Concerns about the treatment of underage performers pushed the government there into setting new rules in 2014 to limit working hours.

Youngsters, of course, don't always toe the line. In one of the most famous incidents, Minami Minegishi, a member of the Japanese all-girl group AKB48, was caught by a tabloid magazine emerging from a late night tryst at her boyfriend's apartment. She subsequently shaved her head and made a tear-stained act of contrition to keep her job.

This week, the Tokyo District Court stuck a blow for her and others when it rejected a suit by a talent agency that said one of its former stars breached her contract by dating a fan. The court said the contract “restricted her freedom to pursue happiness”.

Smap’s five-minute mea culpa was even more poignant than teens prohibited from having private lives. The five men said nothing about rumours of the split or what had brought them in front of the cameras.

Instead, they spoke in entertainment platitudes. "Starting today, we once again want to make you smile," said Shingo Katori, once considered the joker of the group.

Blackballed

The vacuum left by the lack of details was inevitably filled by speculation.
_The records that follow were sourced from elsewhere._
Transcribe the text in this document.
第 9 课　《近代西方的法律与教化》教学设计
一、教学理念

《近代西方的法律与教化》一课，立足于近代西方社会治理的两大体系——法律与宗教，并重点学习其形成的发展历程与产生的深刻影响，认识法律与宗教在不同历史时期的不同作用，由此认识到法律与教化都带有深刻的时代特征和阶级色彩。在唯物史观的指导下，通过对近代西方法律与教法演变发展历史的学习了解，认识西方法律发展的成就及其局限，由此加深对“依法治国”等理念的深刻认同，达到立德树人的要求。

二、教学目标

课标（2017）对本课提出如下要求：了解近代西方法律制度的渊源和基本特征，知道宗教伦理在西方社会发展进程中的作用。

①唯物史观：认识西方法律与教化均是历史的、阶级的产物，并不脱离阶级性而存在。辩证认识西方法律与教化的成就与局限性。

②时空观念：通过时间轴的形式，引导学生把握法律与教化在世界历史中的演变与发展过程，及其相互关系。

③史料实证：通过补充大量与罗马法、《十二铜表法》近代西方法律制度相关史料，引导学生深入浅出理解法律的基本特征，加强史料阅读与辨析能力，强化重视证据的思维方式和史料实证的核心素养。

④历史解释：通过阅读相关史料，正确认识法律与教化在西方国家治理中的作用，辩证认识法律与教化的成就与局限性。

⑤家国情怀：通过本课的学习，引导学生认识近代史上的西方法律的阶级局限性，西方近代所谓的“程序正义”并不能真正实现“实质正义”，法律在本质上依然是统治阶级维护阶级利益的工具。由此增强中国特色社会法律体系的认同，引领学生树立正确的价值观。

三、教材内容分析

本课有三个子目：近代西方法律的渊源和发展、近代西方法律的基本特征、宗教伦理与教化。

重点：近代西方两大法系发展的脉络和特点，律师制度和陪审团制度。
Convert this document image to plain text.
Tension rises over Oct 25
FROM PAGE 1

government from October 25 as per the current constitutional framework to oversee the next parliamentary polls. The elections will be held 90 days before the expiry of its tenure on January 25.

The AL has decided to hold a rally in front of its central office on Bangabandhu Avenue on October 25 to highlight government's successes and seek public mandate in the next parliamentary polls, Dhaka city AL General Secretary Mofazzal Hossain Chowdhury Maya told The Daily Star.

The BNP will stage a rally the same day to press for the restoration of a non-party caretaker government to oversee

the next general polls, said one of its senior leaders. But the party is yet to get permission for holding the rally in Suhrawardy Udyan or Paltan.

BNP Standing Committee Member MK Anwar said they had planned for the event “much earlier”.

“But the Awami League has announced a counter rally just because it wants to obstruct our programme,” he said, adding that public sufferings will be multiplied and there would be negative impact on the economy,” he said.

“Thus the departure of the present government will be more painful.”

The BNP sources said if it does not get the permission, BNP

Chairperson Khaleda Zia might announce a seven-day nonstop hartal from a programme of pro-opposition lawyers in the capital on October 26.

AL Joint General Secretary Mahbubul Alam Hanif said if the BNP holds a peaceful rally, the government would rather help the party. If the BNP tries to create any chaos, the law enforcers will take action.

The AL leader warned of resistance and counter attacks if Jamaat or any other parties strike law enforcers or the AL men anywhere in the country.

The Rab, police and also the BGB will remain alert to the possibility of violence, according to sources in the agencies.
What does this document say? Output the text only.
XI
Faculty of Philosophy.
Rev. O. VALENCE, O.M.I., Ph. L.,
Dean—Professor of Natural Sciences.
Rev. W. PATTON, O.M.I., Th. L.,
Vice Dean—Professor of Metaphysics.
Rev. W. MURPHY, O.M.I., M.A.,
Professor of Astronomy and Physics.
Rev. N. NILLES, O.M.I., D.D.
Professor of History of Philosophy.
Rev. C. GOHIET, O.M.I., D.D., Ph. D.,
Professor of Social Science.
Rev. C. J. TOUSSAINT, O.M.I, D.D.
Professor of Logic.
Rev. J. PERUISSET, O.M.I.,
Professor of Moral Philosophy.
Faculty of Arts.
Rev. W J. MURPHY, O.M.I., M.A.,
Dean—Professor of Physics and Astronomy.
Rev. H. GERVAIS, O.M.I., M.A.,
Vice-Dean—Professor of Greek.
Many suspect that four members of the group wanted to quit before being persuaded to back down. They will no doubt have been reminded that stars cast out of agencies in the past have been blackballed.

Some saw the group's predicament as lessons for the nation as a whole and its struggle to free itself from the clutches of cartels run by elderly men. "This is Japanese society in miniature," said economist Nobuo Ikeda, in The Japan Times.

“Salarymen, who are typically hired right out of school . . . start by learning [elementary skills] on the job,” said Ikeda. “These include company-specific skills learned by watching more experienced workers, like personal skills, meaning they aren’t useful in other companies.

“As companies rarely hire mid-career, this situation is like the entertainment industry where those who go independent never have a second chance.”